Afghanistan, though currently favoured by ISIS veterans, will not allow the movement to progress
As stated previously, Afghanistan is currently the most visible ISIS hotbed – however, in the long run, ISIS will not be able to compete with the current crop of Islamists on Afghan soil for several reasons: the Taliban are long established in the country and neighbouring Pakistan, they benefit from a certain degree of local support, theological backing, have laid their hands on the lucrative drugs-trade and have the patronage of part of the Pakistani military establishment and even some Iranian contacts. One would argue that the Taliban have a better understanding of the anthropological and societal make-up of Afghanistan than ISIS and above all, will not hesitate to appear as the “reasonable party” and hint at negotiations with Kabul in return for the elimination of their ISIS rival.

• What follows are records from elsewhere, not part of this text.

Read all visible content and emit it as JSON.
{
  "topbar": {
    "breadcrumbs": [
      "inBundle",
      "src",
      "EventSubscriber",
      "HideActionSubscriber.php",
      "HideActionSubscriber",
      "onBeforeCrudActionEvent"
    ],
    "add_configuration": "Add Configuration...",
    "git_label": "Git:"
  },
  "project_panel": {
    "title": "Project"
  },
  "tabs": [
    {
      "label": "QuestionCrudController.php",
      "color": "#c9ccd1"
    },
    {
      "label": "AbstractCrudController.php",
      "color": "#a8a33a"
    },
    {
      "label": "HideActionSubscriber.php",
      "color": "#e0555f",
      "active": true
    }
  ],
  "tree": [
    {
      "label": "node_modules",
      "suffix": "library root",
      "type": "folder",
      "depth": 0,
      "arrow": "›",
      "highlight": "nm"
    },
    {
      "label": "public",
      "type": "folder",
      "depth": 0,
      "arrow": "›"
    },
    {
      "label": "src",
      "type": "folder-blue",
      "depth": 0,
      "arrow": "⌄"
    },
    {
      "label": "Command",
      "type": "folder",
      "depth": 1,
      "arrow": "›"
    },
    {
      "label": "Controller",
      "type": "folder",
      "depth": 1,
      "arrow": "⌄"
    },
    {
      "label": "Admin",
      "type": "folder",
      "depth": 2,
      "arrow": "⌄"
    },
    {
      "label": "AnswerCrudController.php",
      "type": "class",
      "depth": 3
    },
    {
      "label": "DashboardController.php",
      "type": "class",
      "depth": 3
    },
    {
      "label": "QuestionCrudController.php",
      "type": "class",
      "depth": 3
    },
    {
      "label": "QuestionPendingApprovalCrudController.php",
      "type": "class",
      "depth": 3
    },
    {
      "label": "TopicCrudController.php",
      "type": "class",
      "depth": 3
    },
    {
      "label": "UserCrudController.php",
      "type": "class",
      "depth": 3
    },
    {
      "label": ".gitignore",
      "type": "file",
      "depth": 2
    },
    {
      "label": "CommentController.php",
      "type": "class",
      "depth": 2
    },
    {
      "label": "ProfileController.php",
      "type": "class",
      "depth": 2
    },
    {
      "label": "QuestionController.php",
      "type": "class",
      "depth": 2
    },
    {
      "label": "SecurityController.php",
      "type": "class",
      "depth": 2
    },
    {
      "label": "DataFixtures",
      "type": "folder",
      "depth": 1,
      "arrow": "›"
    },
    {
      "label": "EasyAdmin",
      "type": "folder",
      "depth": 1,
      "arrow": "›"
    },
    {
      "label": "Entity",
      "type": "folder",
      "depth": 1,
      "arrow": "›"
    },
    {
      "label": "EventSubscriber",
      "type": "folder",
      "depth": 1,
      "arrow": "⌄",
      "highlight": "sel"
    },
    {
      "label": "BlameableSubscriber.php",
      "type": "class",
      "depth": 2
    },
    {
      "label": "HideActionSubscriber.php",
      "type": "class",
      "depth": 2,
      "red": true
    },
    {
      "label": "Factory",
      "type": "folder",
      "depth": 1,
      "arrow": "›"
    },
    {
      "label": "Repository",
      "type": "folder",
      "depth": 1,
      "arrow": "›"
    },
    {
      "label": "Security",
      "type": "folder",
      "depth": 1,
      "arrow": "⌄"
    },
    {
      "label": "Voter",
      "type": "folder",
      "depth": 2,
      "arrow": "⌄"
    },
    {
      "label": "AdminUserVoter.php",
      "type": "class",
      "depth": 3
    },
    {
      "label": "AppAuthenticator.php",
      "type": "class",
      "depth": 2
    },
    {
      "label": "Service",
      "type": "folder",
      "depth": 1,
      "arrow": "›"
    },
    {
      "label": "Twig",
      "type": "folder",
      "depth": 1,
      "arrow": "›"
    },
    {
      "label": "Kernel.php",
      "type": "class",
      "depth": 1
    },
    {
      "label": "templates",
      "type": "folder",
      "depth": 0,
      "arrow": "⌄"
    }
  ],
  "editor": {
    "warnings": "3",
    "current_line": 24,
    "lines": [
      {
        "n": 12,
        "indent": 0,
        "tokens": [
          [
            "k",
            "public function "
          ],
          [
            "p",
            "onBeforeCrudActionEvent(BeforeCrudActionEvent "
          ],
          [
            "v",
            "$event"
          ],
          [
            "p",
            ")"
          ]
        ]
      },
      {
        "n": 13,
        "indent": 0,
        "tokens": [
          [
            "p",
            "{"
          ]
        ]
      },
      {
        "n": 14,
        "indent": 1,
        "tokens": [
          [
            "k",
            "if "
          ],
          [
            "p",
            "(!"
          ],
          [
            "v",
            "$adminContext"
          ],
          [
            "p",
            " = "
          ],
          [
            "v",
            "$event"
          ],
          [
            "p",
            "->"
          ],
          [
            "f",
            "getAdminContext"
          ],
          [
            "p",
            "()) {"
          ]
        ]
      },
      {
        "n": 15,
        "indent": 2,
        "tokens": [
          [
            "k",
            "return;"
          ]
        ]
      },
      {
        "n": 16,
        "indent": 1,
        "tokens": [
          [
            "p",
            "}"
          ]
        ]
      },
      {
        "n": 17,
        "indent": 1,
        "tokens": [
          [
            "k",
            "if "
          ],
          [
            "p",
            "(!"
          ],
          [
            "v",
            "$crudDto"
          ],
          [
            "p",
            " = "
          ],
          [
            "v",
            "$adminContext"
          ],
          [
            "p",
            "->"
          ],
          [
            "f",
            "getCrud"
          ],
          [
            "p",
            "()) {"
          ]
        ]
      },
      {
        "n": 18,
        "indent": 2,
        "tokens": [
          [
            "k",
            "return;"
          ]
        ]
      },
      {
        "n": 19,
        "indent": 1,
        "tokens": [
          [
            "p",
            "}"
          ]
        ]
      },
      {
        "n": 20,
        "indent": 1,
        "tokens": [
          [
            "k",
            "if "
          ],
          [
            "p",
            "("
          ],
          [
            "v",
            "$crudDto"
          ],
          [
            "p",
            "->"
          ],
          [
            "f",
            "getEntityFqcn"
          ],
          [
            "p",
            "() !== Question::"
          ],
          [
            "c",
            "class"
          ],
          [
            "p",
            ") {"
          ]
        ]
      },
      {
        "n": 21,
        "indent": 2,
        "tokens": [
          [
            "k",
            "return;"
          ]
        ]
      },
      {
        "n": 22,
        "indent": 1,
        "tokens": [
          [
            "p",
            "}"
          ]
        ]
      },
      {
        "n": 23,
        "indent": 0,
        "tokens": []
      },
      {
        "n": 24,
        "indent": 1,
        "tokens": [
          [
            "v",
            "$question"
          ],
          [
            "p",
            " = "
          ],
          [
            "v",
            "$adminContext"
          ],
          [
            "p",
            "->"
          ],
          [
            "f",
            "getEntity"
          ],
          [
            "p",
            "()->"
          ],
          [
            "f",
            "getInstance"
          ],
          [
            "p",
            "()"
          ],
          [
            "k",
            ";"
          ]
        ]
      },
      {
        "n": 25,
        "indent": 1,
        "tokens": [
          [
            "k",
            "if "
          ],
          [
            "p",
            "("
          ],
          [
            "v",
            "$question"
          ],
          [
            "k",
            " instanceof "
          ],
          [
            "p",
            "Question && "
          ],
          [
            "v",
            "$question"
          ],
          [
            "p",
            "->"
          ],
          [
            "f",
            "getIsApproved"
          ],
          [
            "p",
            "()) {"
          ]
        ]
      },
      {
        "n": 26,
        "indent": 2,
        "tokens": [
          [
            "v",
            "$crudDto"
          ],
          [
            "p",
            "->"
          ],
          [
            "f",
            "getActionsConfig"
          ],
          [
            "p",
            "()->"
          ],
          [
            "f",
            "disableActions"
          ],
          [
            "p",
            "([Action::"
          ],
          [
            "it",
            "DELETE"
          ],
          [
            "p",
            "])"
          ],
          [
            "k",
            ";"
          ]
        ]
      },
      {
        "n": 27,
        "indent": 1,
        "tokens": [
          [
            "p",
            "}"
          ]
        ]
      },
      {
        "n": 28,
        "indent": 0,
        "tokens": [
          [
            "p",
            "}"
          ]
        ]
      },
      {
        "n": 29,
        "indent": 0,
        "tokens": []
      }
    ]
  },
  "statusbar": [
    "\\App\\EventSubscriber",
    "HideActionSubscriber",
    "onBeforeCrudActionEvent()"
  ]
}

Furthermore, the Taliban already have their “global Islamists” in the form of AQ (though AQ is relatively weak in Afghanistan at the moment). The only hope for ISIS is that a powerful faction of the Taliban, due to infighting, unilaterally transfers its allegiance and eventually takes over ISIS in the Afghan-Pakistan region – however, even then, there exists a risk that Pakistan destroys ISIS to protect the Taliban still “answering” to Islamabad.
Finally, in terms of public image, ISIS has little to gain from trying to rebuild in Afghanistan. Indeed the aura of the Taliban and AQ in Islamist circles was largely built on their role during the Soviet campaign – ISIS knows it cannot compete with that legacy, nor will it gain any prestige by treading where others have trodden before and trying to supplant the original Islamists.
The “next level” could be the establishment of an Islamic state in Africa
ISIS can only progress one way – by demonstrating that it can take and “administer” a new territory. South-East Asia and Africa come to mind – however, the former region has a level of governance too formidable for a newly minted-group to combat and defeat comfortably. The African continent possesses certain attributes making it attractive to ISIS: Islam and Islamism are very present and have seen some success (think back to Ansar al-Din and the MUJAO in Mali, Boko Haram in Nigeria, Chad, Niger, the Shebab in Somalia). The porousness of frontiers and the lack of government make the seizing of large territories relatively easy. Finally, the strategic importance (drug and migrant routes, mining concessions) of the areas potentially “suitable” for ISIS could tempt its leadership and next-generation of fighters to relocate. Let us not forget also the presence of non-Muslim minorities in the area – quite apart from being pre-identified enemies for ISIS and potential sources of income, ISIS would not incur the same criticisms from the rest of the Islamist movement for extortion practices as it has done in the past in Afghanistan and Syria. Africa must therefore be firmly on the radar of the international community as the next hotspot for an advanced form of ISIS.